Poland on Thursday announced plans for new anti-terror measures following the deadly Brussels attacks and in the run-up to the NATO summit Warsaw will host in July.

Plans for the new law, which would allow increased surveillance of foreigners, came just days after bombings at the Brussels airport and metro, which killed 31 people and left 300 injured and were claimed by the Islamic State group.

Fellow EU member Hungary also unveiled a draft package of anti-terror measures on Thursday, ahead of a meeting of EU interior and justice ministers in Brussels, following Tuesday's attacks.

‘We'll present this bill for government approval in early April, so that parliament may examine and adopt it in May,’ Interior Minister Mariusz Blaszczak told reporters.

He said the goal was to have the measures in place before a NATO summit on July 8 and 9 and World Youth Day, with Pope Francis's attendance, from July 27 to 31 in the southern city of Krakow.

‘We can see how real the threat is against regular people, who have become the target of terrorists. We have to draw conclusions from this,’ added intelligence service coordinator Mariusz Kaminski.

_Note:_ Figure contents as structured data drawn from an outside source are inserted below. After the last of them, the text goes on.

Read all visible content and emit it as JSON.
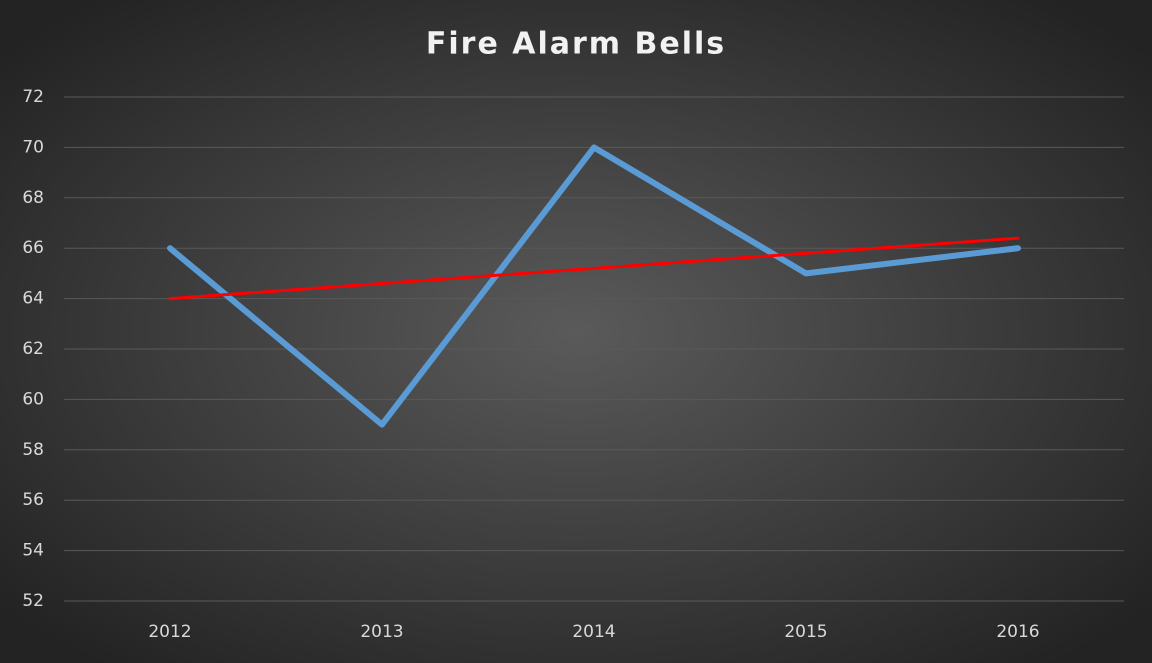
{
  "chart_data": {
    "type": "line",
    "title": "Fire Alarm Bells",
    "categories": [
      "2012",
      "2013",
      "2014",
      "2015",
      "2016"
    ],
    "series": [
      {
        "color": "#5b9bd5",
        "values": [
          66,
          59,
          70,
          65,
          66
        ]
      },
      {
        "color": "#ff0000",
        "values": [
          64,
          64.6,
          65.2,
          65.8,
          66.4
        ]
      }
    ],
    "ylim": [
      52,
      72
    ],
    "yticks": [
      52,
      54,
      56,
      58,
      60,
      62,
      64,
      66,
      68,
      70,
      72
    ],
    "grid": true
  }
}
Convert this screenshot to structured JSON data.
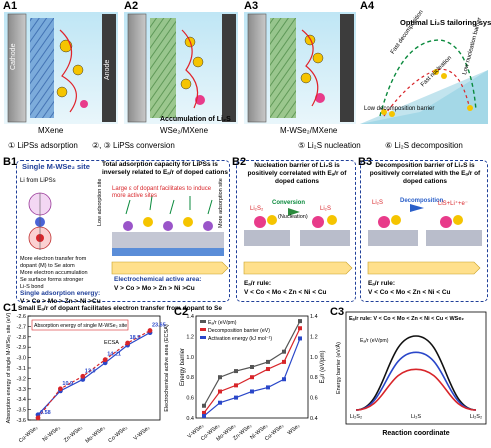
{
  "panels": {
    "A1": "A1",
    "A2": "A2",
    "A3": "A3",
    "A4": "A4",
    "B1": "B1",
    "B2": "B2",
    "B3": "B3",
    "C1": "C1",
    "C2": "C2",
    "C3": "C3"
  },
  "row_a": {
    "cathode": "Cathode",
    "anode": "Anode",
    "accumulation": "Accumulation of Li₂S",
    "a1_caption": "MXene",
    "a2_caption": "WSe₂/MXene",
    "a3_caption": "M-WSe₂/MXene",
    "a4_title": "Optimal Li₂S tailoring system",
    "fast_decomposition": "Fast decomposition",
    "fast_nucleation": "Fast nucleation",
    "low_nucleation_barrier": "Low nucleation barrier",
    "low_decomposition_barrier": "Low decomposition barrier",
    "steps": [
      "① LiPSs adsorption",
      "②, ③ LiPSs conversion",
      "④ ",
      "⑤ Li₂S nucleation",
      "⑥ Li₂S decomposition"
    ]
  },
  "row_b": {
    "b1_title": "Single M-WSe₂ site",
    "b1_sub": "Total adsorption capacity for LiPSs is inversely related to Eₐ/r of doped cations",
    "li_from_lips": "Li from LiPSs",
    "more_transfer": "More electron transfer from dopant (M) to Se atom",
    "more_accumulation": "More electron accumulation",
    "li_s_bond": "Li-S bond",
    "stronger": "Se surface forms stronger",
    "single_ads_energy": "Single adsorption energy:",
    "single_order": "V > Co > Mo > Zn > Ni >Cu",
    "dopant_sites": "Large ε of dopant facilitates to induce more active sites",
    "low_ads_site": "Low adsorption site",
    "more_ads_site": "More adsorption site",
    "ecsa": "Electrochemical active area:",
    "ecsa_order": "V > Co > Mo > Zn > Ni >Cu",
    "b2_title": "Nucleation barrier of Li₂S is positively correlated with Eₐ/r of doped cations",
    "conversion": "Conversion",
    "nucleation": "(Nucleation)",
    "li2s": "Li₂S",
    "li2s2": "Li₂S₂",
    "ea_rule_b2": "Eₐ/r rule:",
    "b2_order": "V < Co < Mo < Zn < Ni < Cu",
    "b3_title": "Decomposition barrier of Li₂S is positively correlated with the Eₐ/r of doped cations",
    "decomposition": "Decomposition",
    "li2s_eq": "LiS+Li⁺+e⁻",
    "ea_rule_b3": "Eₐ/r rule:",
    "b3_order": "V < Co < Mo < Zn < Ni < Cu"
  },
  "chart_data": [
    {
      "type": "line",
      "title": "Small Eₐ/r of dopant facilitates electron transfer from dopant to Se",
      "inset_label": "Absorption energy of single M-WSe₂ site",
      "ecsa_tag": "ECSA",
      "ylabel": "Absorption energy of single M-WSe₂ site (eV)",
      "y2label": "Electrochemical active area (ECSA)",
      "categories": [
        "Cu-WSe₂",
        "Ni-WSe₂",
        "Zn-WSe₂",
        "Mo-WSe₂",
        "Co-WSe₂",
        "V-WSe₂"
      ],
      "ylim": [
        -3.6,
        -2.6
      ],
      "y_ticks": [
        "-2.6",
        "-2.7",
        "-2.8",
        "-2.9",
        "-3.0",
        "-3.1",
        "-3.2",
        "-3.3",
        "-3.4",
        "-3.5",
        "-3.6"
      ],
      "series": [
        {
          "values": [
            -3.55,
            -3.32,
            -3.21,
            -3.05,
            -2.88,
            -2.76
          ],
          "color": "#2a47c9"
        },
        {
          "values": [
            -3.58,
            -3.3,
            -3.18,
            -3.02,
            -2.86,
            -2.74
          ],
          "color": "#d8252a"
        }
      ],
      "point_labels": [
        "0.58",
        "10.9",
        "13.9",
        "14.21",
        "18.5",
        "23.65"
      ]
    },
    {
      "type": "line",
      "ylabel": "Energy barrier",
      "y2label": "Eₐ/r (eV/pm)",
      "categories": [
        "V-WSe₂",
        "Co-WSe₂",
        "Mo-WSe₂",
        "Zn-WSe₂",
        "Ni-WSe₂",
        "Cu-WSe₂",
        "WSe₂"
      ],
      "ylim": [
        0.4,
        1.4
      ],
      "y_ticks": [
        "1.4",
        "1.2",
        "1.0",
        "0.8",
        "0.6",
        "0.4"
      ],
      "y2_ticks": [
        "1.4",
        "1.2",
        "1.0",
        "0.8",
        "0.6",
        "0.4"
      ],
      "series": [
        {
          "name": "Eₐ/r (eV/pm)",
          "values": [
            0.52,
            0.8,
            0.86,
            0.9,
            0.95,
            1.05,
            1.35
          ],
          "color": "#555555"
        },
        {
          "name": "Decomposition barrier (eV)",
          "values": [
            0.45,
            0.66,
            0.72,
            0.8,
            0.88,
            0.95,
            1.28
          ],
          "color": "#d8252a"
        },
        {
          "name": "Activation energy (kJ mol⁻¹)",
          "values": [
            0.42,
            0.55,
            0.6,
            0.66,
            0.7,
            0.78,
            1.18
          ],
          "color": "#2a47c9"
        }
      ],
      "legend": "top-left"
    },
    {
      "type": "line",
      "title": "Eₐ/r rule:  V < Co < Mo < Zn < Ni < Cu < WSe₂",
      "xlabel": "Reaction coordinate",
      "ylabel": "Energy barrier (eV/Å)",
      "x_labels": [
        "Li₂S₂",
        "Li₂S",
        "Li₂S₂"
      ],
      "series": [
        {
          "values": [
            0,
            1.0,
            0
          ],
          "color": "#111111"
        },
        {
          "values": [
            0,
            0.78,
            0
          ],
          "color": "#2a47c9"
        },
        {
          "values": [
            0,
            0.55,
            0
          ],
          "color": "#d8252a"
        }
      ],
      "inner_label": "Eₐ/r (eV/pm)"
    }
  ]
}
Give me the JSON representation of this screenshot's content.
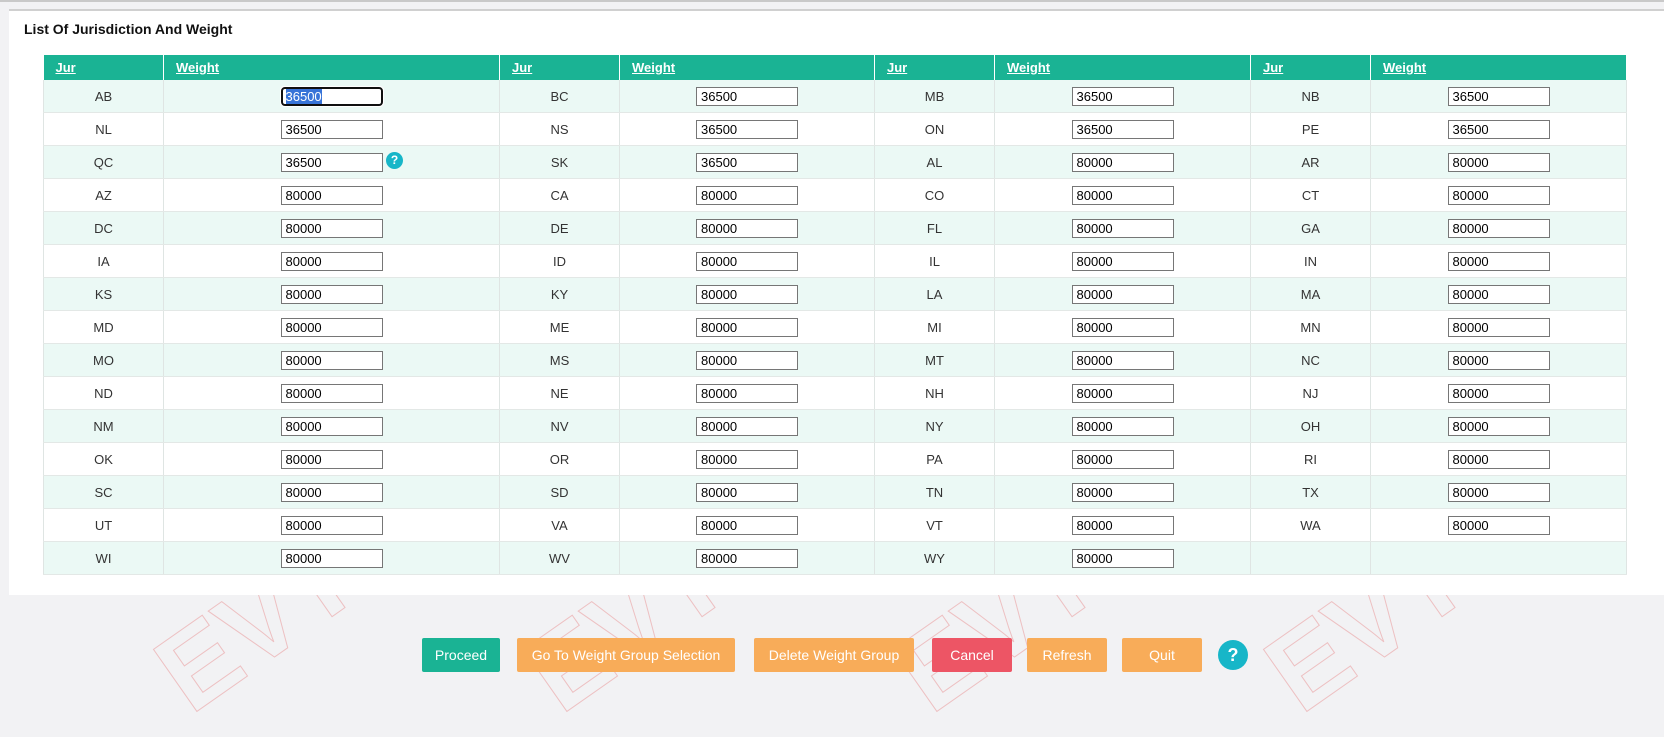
{
  "panel": {
    "title": "List Of Jurisdiction And Weight"
  },
  "table": {
    "headers": [
      "Jur",
      "Weight",
      "Jur",
      "Weight",
      "Jur",
      "Weight",
      "Jur",
      "Weight"
    ],
    "rows": [
      [
        [
          "AB",
          "36500"
        ],
        [
          "BC",
          "36500"
        ],
        [
          "MB",
          "36500"
        ],
        [
          "NB",
          "36500"
        ]
      ],
      [
        [
          "NL",
          "36500"
        ],
        [
          "NS",
          "36500"
        ],
        [
          "ON",
          "36500"
        ],
        [
          "PE",
          "36500"
        ]
      ],
      [
        [
          "QC",
          "36500"
        ],
        [
          "SK",
          "36500"
        ],
        [
          "AL",
          "80000"
        ],
        [
          "AR",
          "80000"
        ]
      ],
      [
        [
          "AZ",
          "80000"
        ],
        [
          "CA",
          "80000"
        ],
        [
          "CO",
          "80000"
        ],
        [
          "CT",
          "80000"
        ]
      ],
      [
        [
          "DC",
          "80000"
        ],
        [
          "DE",
          "80000"
        ],
        [
          "FL",
          "80000"
        ],
        [
          "GA",
          "80000"
        ]
      ],
      [
        [
          "IA",
          "80000"
        ],
        [
          "ID",
          "80000"
        ],
        [
          "IL",
          "80000"
        ],
        [
          "IN",
          "80000"
        ]
      ],
      [
        [
          "KS",
          "80000"
        ],
        [
          "KY",
          "80000"
        ],
        [
          "LA",
          "80000"
        ],
        [
          "MA",
          "80000"
        ]
      ],
      [
        [
          "MD",
          "80000"
        ],
        [
          "ME",
          "80000"
        ],
        [
          "MI",
          "80000"
        ],
        [
          "MN",
          "80000"
        ]
      ],
      [
        [
          "MO",
          "80000"
        ],
        [
          "MS",
          "80000"
        ],
        [
          "MT",
          "80000"
        ],
        [
          "NC",
          "80000"
        ]
      ],
      [
        [
          "ND",
          "80000"
        ],
        [
          "NE",
          "80000"
        ],
        [
          "NH",
          "80000"
        ],
        [
          "NJ",
          "80000"
        ]
      ],
      [
        [
          "NM",
          "80000"
        ],
        [
          "NV",
          "80000"
        ],
        [
          "NY",
          "80000"
        ],
        [
          "OH",
          "80000"
        ]
      ],
      [
        [
          "OK",
          "80000"
        ],
        [
          "OR",
          "80000"
        ],
        [
          "PA",
          "80000"
        ],
        [
          "RI",
          "80000"
        ]
      ],
      [
        [
          "SC",
          "80000"
        ],
        [
          "SD",
          "80000"
        ],
        [
          "TN",
          "80000"
        ],
        [
          "TX",
          "80000"
        ]
      ],
      [
        [
          "UT",
          "80000"
        ],
        [
          "VA",
          "80000"
        ],
        [
          "VT",
          "80000"
        ],
        [
          "WA",
          "80000"
        ]
      ],
      [
        [
          "WI",
          "80000"
        ],
        [
          "WV",
          "80000"
        ],
        [
          "WY",
          "80000"
        ],
        null
      ]
    ],
    "help_icon": "question-icon",
    "help_glyph": "?"
  },
  "buttons": {
    "proceed": "Proceed",
    "go_to_weight_group": "Go To Weight Group Selection",
    "delete_weight_group": "Delete Weight Group",
    "cancel": "Cancel",
    "refresh": "Refresh",
    "quit": "Quit",
    "help_glyph": "?"
  },
  "colors": {
    "header_green": "#1ab394",
    "row_tint": "#ebf9f5",
    "button_green": "#1ab394",
    "button_orange": "#f8ac59",
    "button_red": "#ed5565",
    "help_teal": "#17b6c8"
  }
}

He said the new law would allow for the prolonged detention of individuals suspected of terrorism, the possibility to immediately expel foreigners and the closing of borders.

Jaroslaw Kaczynski, the head of the governing conservative Law and Justice (PiS) party, for his part called on the opposition Thursday to dial down the political bickering ‘until after the pope's visit’, given the ‘exceptional situation in the West and Russia's aggressive policies’.

Poland has been in political crisis since the PiS won the October election after eight years in opposition and introduced controversial judicial and media reforms that have drawn much criticism from the opposition and regular citizens.

On Wednesday, Prime Minister Beata Szydlo said Warsaw would not take in its share of migrants under an EU plan.

‘After what happened in Brussels yesterday, it's not possible right now to say that we're OK with accepting any number of migrants at all,’ she told private television Superstacja.

Thousands of migrants ‘come here only to improve their life conditions,’ and among them ‘there are also terrorists’, she added.